Copper swiftly turned higher from 15-month low since the start of 2019. Is the momentum set to continue?


After posting a loss of 12 percent in 2018, copper started the year with straight three weeks of gains. Optimism that the US and China are close to resolve their enduring trade dispute spurred expectations that demand for base metals from the world’s top base metal consumer, China may improve. Supply disruptions in world’s largest producer, Chile too supported the short-term fundamentals.

Prospect of feeble Chinese demand and moderate global economic growth outlook had an impact on copper prices in 2018. Trade dispute between the US and China and a strong dollar weighed on the sentiments. In the benchmark LME, prices nosedived from a six-and-a-half year high of USD 2685 a tonne to two-year low of USD 1876 by end of last year. Indian futures prices too followed suit.

At the same time, global copper market was in a deficit last year. As per International Copper Study Group’s bulletin, in the first ten months of 2018 world copper market was at a deficit of 5.47 lakhs tonnes compared with 2.24 lakhs tonnes of deficit same period previous year. Though global supply was almost steady, overall growth was partially offset by weak output from Canada, US and India.

Asia is the key driver of global refined copper usage, especially from China, Japan, Korea and India where demand has expanded almost eight-fold over the past four decades. Copper is an inevitable commodity in industries like electrical, industrial and transportation sectors.

China, the world’s top copper consumer accounts about half of global consumption. The trade dispute with the US has put strains on Chinese economy, resulting in faltering domestic demand, there by pressuring copper prices.

In 2018, Chinese growth rates plummeted to 28 years lows. The country posted a full year growth of 6.6 percent in 2018 its slowest annual pace since 1990. The fourth quarter GDP has also declined to 6.4 percent, its weakest pace since the global financial crisis. Meanwhile, there are some reports says actual growth in China is weaker than their official data.

Weakness in broad areas of Chinese economy has seen along with GDP despite a raft of policy easing steps taken by the country. Though, where was an unexpected rise in factory output and increase in service sector, investment and retail sales continued to languish in December. Car sales in China, the world’s biggest car market shrunk for the first time since 1990s last year hinting cooling of economic activity in the country.

Signs of escalating weakness in China fueling worries about risks to the global economy as well. Recently, IMF cut its global growth forecast for a second time in row.

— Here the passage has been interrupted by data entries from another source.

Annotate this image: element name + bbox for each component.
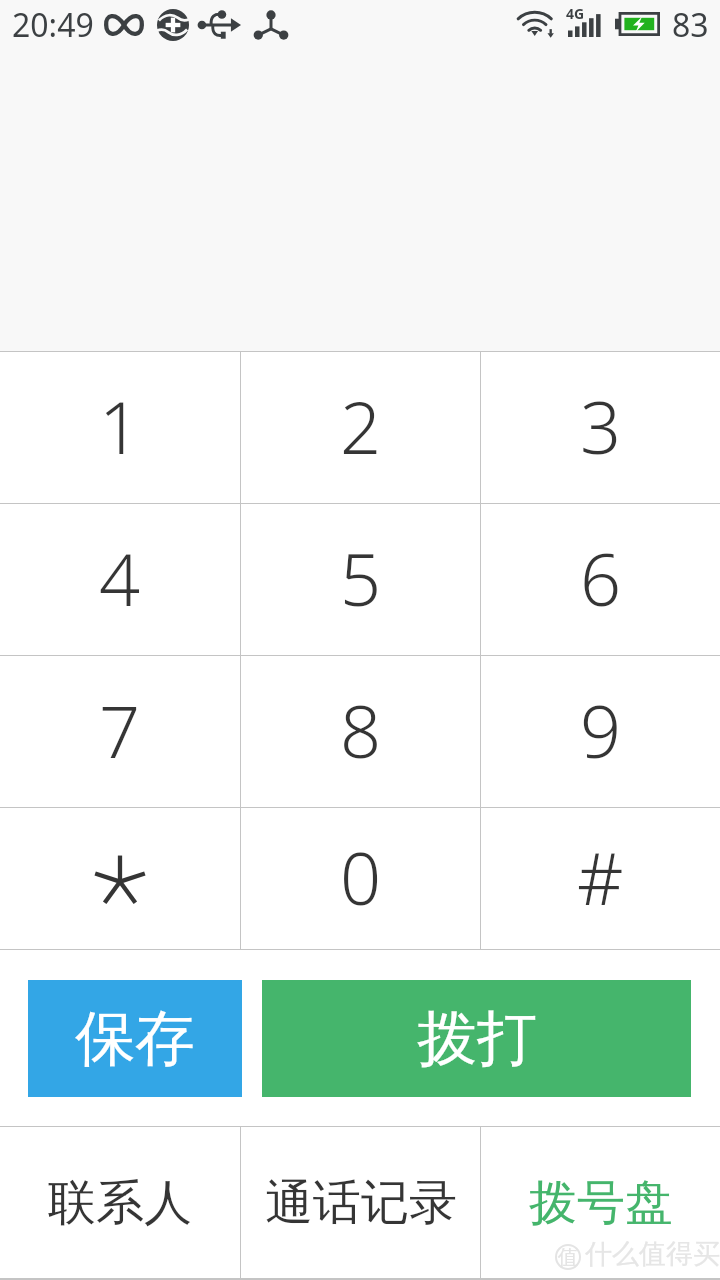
staticText: 4 [99,529,141,627]
button[interactable]: 4 [0,504,240,655]
button[interactable]: 1 [0,352,240,503]
button[interactable]: 2 [241,352,480,503]
button[interactable]: # [481,808,720,949]
staticText: 保存 [75,1001,195,1077]
staticText: 9 [580,681,622,779]
button[interactable]: 7 [0,656,240,807]
staticText: 0 [340,828,382,926]
staticText: 拨号盘 [529,1173,673,1233]
staticText: 2 [340,377,382,475]
button[interactable]: 8 [241,656,480,807]
button[interactable]: 9 [481,656,720,807]
staticText: 通话记录 [265,1173,457,1233]
staticText: # [577,828,624,926]
button[interactable]: 拨打 [262,980,691,1097]
other: Battery charging [615,12,660,36]
other: Wi-Fi [518,10,556,39]
staticText: 1 [99,377,141,475]
staticText: 拨打 [417,1001,537,1077]
staticText: 什么值得买 [585,1237,720,1271]
staticText: 3 [580,377,622,475]
other: Unlimited data [104,11,144,39]
staticText: 4G [566,4,585,23]
other: Star [96,856,144,901]
other: Share [252,10,290,40]
other: Sync [157,9,189,41]
staticText: 联系人 [48,1173,192,1233]
button[interactable]: Star [0,808,240,949]
staticText: 7 [99,681,141,779]
button[interactable]: 6 [481,504,720,655]
button[interactable]: 5 [241,504,480,655]
button[interactable]: 联系人 [0,1127,240,1278]
other: Mobile signal [568,11,604,37]
staticText: 5 [340,529,382,627]
staticText: 6 [580,529,622,627]
button[interactable]: 保存 [28,980,242,1097]
button[interactable]: 3 [481,352,720,503]
button[interactable]: 通话记录 [241,1127,480,1278]
staticText: 值 [558,1245,578,1270]
staticText: 8 [340,681,382,779]
staticText: 20:49 [12,3,94,47]
button[interactable]: 0 [241,808,480,949]
staticText: 83 [672,3,709,47]
button[interactable]: 拨号盘 [481,1127,720,1278]
other: USB connected [199,11,241,39]
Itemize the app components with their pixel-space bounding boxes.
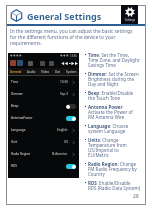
- button[interactable]: Settings: [121, 5, 138, 24]
- staticText: System: [66, 70, 77, 74]
- staticText: Radio Region: [11, 152, 31, 156]
- button[interactable]: Dimmer: [11, 88, 76, 100]
- staticText: Dimmer: Set the Screen Brightness during…: [88, 71, 139, 87]
- staticText: Radio Region: Change FM Radio Frequency …: [88, 161, 137, 177]
- button[interactable]: Audio: [24, 68, 38, 75]
- staticText: Language: [11, 128, 26, 132]
- staticText: General: [10, 70, 22, 74]
- staticText: General Settings: [27, 10, 102, 22]
- staticText: Settings: [125, 18, 135, 22]
- staticText: 29: [133, 193, 139, 200]
- button[interactable]: Time: [11, 76, 76, 88]
- button[interactable]: System: [64, 68, 79, 75]
- staticText: Unit: [11, 140, 18, 144]
- staticText: Dat: [55, 70, 61, 74]
- button[interactable]: Beep: [11, 100, 76, 112]
- button[interactable]: Video: [38, 68, 52, 75]
- staticText: US: [64, 140, 68, 144]
- staticText: Language: Choose system Language: [88, 123, 129, 134]
- staticText: N.America: [52, 152, 68, 156]
- staticText: Video: [41, 70, 50, 74]
- staticText: English: [57, 128, 68, 132]
- staticText: Beep: Enable/Disable the Touch Tone: [88, 90, 134, 101]
- staticText: RDS: Enable/Disable RDS (Radio Data Syst…: [88, 180, 140, 191]
- staticText: 13:36: [70, 54, 77, 58]
- staticText: Units: Change Temperature from US/Imperi…: [88, 137, 127, 158]
- button[interactable]: Dat: [52, 68, 64, 75]
- button[interactable]: RDS: [11, 160, 76, 172]
- staticText: AntennaPower: [11, 116, 33, 120]
- button[interactable]: Language: [11, 124, 76, 136]
- staticText: 13:36: [60, 80, 68, 84]
- button[interactable]: Radio Region: [11, 148, 76, 160]
- staticText: Sep 3: [60, 92, 68, 96]
- button[interactable]: AntennaPower: [11, 112, 76, 124]
- staticText: Dimmer: [11, 92, 23, 96]
- staticText: Beep: [11, 104, 19, 108]
- staticText: In the settings menu, you can adjust the…: [10, 28, 144, 46]
- button[interactable]: General: [8, 68, 24, 75]
- staticText: Time: Set the Time, Time Zone, and Dayli…: [88, 52, 140, 68]
- button[interactable]: Unit: [11, 136, 76, 148]
- staticText: Time: [11, 80, 19, 84]
- staticText: Antenna Power: Activate the Power of FM …: [88, 104, 133, 120]
- staticText: RDS: [11, 164, 17, 168]
- staticText: Audio: [27, 70, 36, 74]
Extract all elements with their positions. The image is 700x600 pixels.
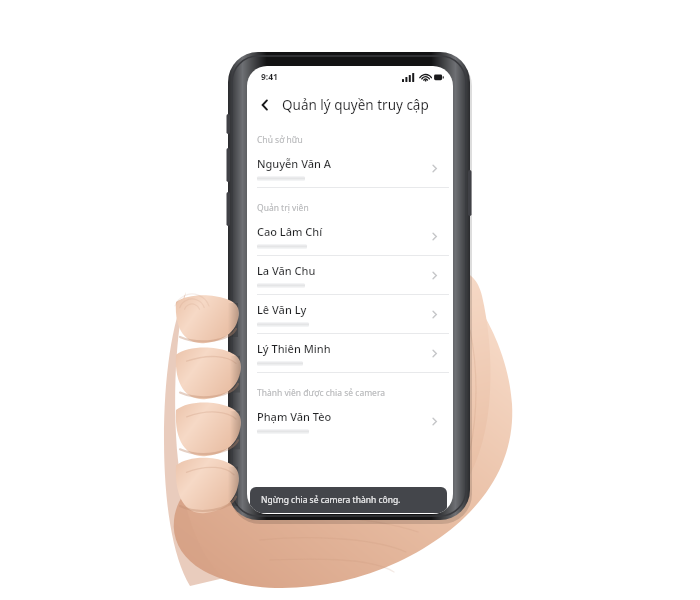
staticText: Phạm Văn Tèo [257, 409, 332, 424]
other: Xem chi tiết Lê Văn Ly [426, 306, 442, 322]
staticText: Lê Văn Ly [257, 302, 307, 317]
staticText: Cao Lâm Chí [257, 224, 323, 239]
staticText: Nguyễn Văn A [257, 156, 331, 171]
button[interactable]: Lê Văn Ly [247, 295, 453, 333]
other: Xem chi tiết Cao Lâm Chí [426, 228, 442, 244]
button[interactable]: Ngừng chia sẻ camera thành công. [250, 487, 447, 513]
staticText: La Văn Chu [257, 263, 316, 278]
staticText: Quản lý quyền truy cập [282, 96, 429, 114]
other: Xem chi tiết Lý Thiên Minh [426, 345, 442, 361]
staticText: Lý Thiên Minh [257, 341, 331, 356]
staticText: Chủ sở hữu [257, 134, 303, 146]
staticText: 9:41 [261, 71, 278, 83]
button[interactable]: Back [252, 92, 278, 118]
staticText: Thành viên được chia sẻ camera [257, 387, 386, 399]
button[interactable]: La Văn Chu [247, 256, 453, 294]
staticText: Quản trị viên [257, 202, 309, 214]
other: Xem chi tiết La Văn Chu [426, 267, 442, 283]
other: Xem chi tiết Nguyễn Văn A [426, 160, 442, 176]
staticText: Ngừng chia sẻ camera thành công. [261, 494, 401, 506]
button[interactable]: Lý Thiên Minh [247, 334, 453, 372]
button[interactable]: Cao Lâm Chí [247, 217, 453, 255]
other: Xem chi tiết Phạm Văn Tèo [426, 413, 442, 429]
button[interactable]: Nguyễn Văn A [247, 149, 453, 187]
button[interactable]: Phạm Văn Tèo [247, 402, 453, 440]
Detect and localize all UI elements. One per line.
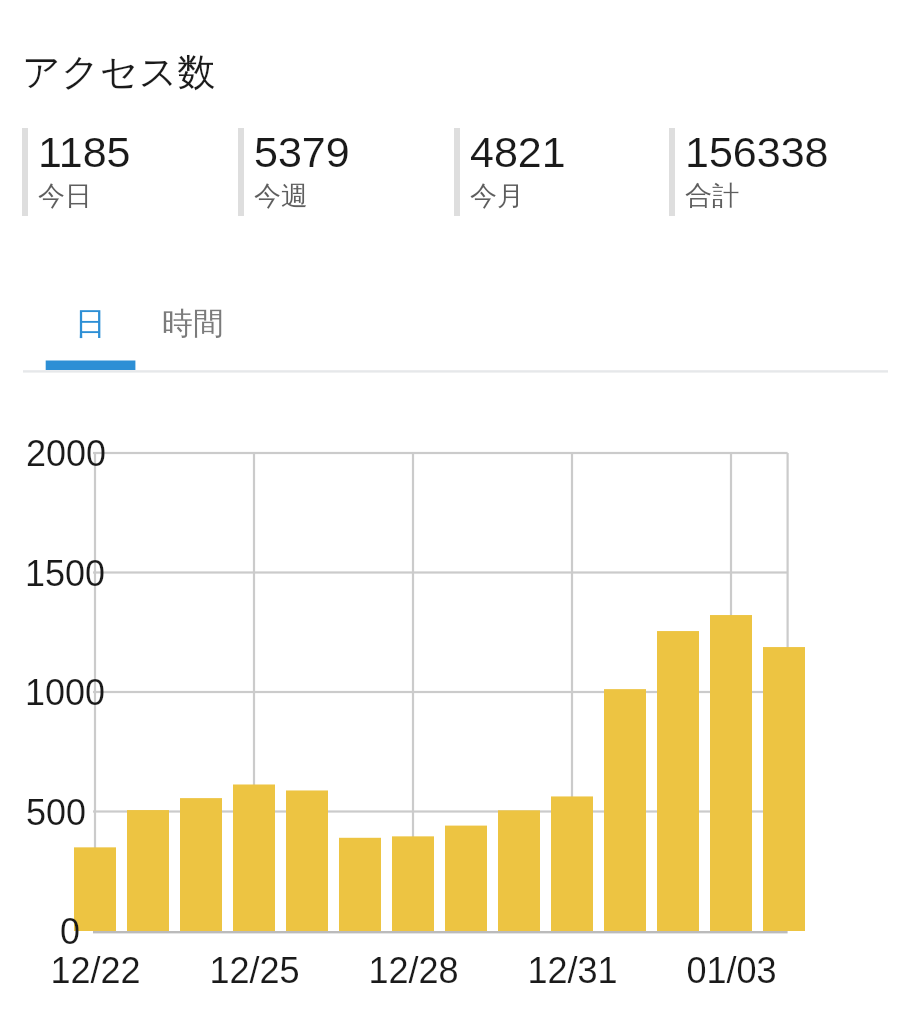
button[interactable]: 5379 — [238, 128, 448, 216]
staticText: 01/03 — [686, 950, 777, 990]
button[interactable]: 4821 — [454, 128, 664, 216]
staticText: 1185 — [38, 128, 131, 176]
staticText: 12/28 — [368, 950, 459, 990]
staticText: 12/31 — [527, 950, 618, 990]
staticText: 156338 — [685, 128, 829, 176]
staticText: 1000 — [25, 672, 106, 712]
staticText: 500 — [26, 792, 87, 832]
staticText: 今日 — [38, 179, 92, 213]
staticText: 5379 — [254, 128, 350, 176]
button[interactable]: 156338 — [669, 128, 879, 216]
staticText: 時間 — [162, 304, 224, 343]
button[interactable]: 日 — [46, 292, 136, 370]
button[interactable]: 時間 — [146, 292, 240, 370]
staticText: アクセス数 — [22, 48, 216, 96]
staticText: 1500 — [25, 553, 106, 593]
staticText: 今週 — [254, 179, 308, 213]
staticText: 合計 — [685, 179, 739, 213]
staticText: 12/22 — [50, 950, 141, 990]
staticText: 2000 — [26, 433, 107, 473]
staticText: 4821 — [470, 128, 566, 176]
staticText: 今月 — [470, 179, 524, 213]
staticText: 0 — [60, 911, 81, 951]
staticText: 日 — [75, 304, 106, 343]
button[interactable]: 1185 — [22, 128, 232, 216]
staticText: 12/25 — [209, 950, 300, 990]
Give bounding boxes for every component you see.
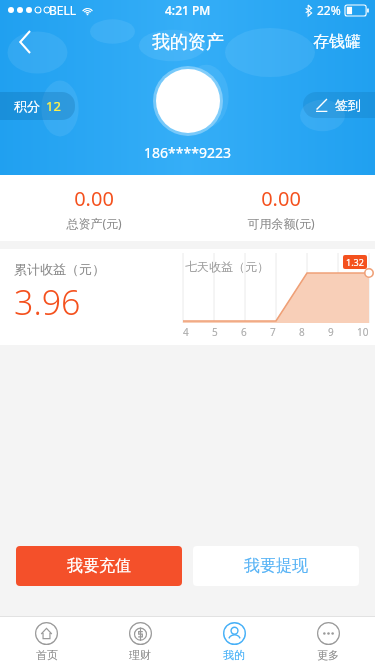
- staticText: 积分: [14, 98, 40, 114]
- staticText: 理财: [129, 648, 151, 662]
- staticText: 4:21 PM: [165, 2, 211, 18]
- staticText: 我的: [223, 648, 245, 662]
- button[interactable]: 累计收益（元）: [0, 249, 183, 345]
- staticText: 10: [357, 325, 369, 339]
- staticText: 186****9223: [144, 143, 231, 162]
- staticText: 4: [183, 325, 189, 339]
- staticText: 我要充值: [67, 556, 131, 576]
- button[interactable]: Back: [0, 20, 50, 64]
- staticText: 1.32: [346, 256, 364, 268]
- staticText: 可用余额(元): [247, 215, 315, 231]
- button[interactable]: 我的: [187, 617, 281, 667]
- staticText: 首页: [36, 648, 58, 662]
- staticText: 5: [212, 325, 218, 339]
- staticText: 我要提现: [244, 556, 308, 576]
- staticText: 总资产(元): [66, 215, 122, 231]
- staticText: 我的资产: [152, 31, 224, 54]
- button[interactable]: 我要充值: [16, 546, 182, 586]
- staticText: 6: [241, 325, 247, 339]
- button[interactable]: Seven day earnings chart: [183, 253, 369, 339]
- staticText: 3.96: [14, 279, 81, 325]
- button[interactable]: 签到: [303, 92, 375, 118]
- button[interactable]: 首页: [0, 617, 93, 667]
- staticText: 累计收益（元）: [14, 261, 105, 277]
- button[interactable]: 我要提现: [193, 546, 359, 586]
- staticText: 七天收益（元）: [185, 259, 269, 274]
- button[interactable]: 更多: [281, 617, 375, 667]
- button[interactable]: 理财: [93, 617, 187, 667]
- staticText: 0.00: [261, 185, 301, 212]
- button[interactable]: 积分: [0, 92, 75, 120]
- staticText: 0.00: [74, 185, 114, 212]
- staticText: 8: [299, 325, 305, 339]
- button[interactable]: 存钱罐: [299, 20, 375, 64]
- staticText: 9: [328, 325, 334, 339]
- staticText: 7: [270, 325, 276, 339]
- staticText: 存钱罐: [313, 32, 361, 52]
- button[interactable]: Avatar: [156, 69, 220, 133]
- button[interactable]: 0.00: [0, 175, 187, 241]
- button[interactable]: 0.00: [187, 175, 375, 241]
- staticText: BELL: [49, 2, 77, 18]
- staticText: 签到: [335, 97, 361, 113]
- staticText: 22%: [317, 2, 341, 18]
- staticText: 12: [46, 97, 61, 115]
- staticText: 更多: [317, 648, 339, 662]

IMF predicts global growth rate would be 3.5 percent for 2019 and 3.6 percent for 2020, lower than its earlier forecast in October.

However, there are expectations that more economic stimulus measures from Chinese policymakers to reduce the risk of massive job losses and revive economic growth. More infrastructure spending would lift the economic momentum and raise the demand for copper.

Looking ahead, present economic conditions in China is not painting a fair picture on base metals prospects, especially copper. A weak factory activity is suggesting that the economy will cool more quickly than expected. A positive outcome on the US-China trade discussions is likely to boost global economic activity and improve the demand for copper. More infrastructure spending from China and growth of other emerging markets are likely to boost the demand.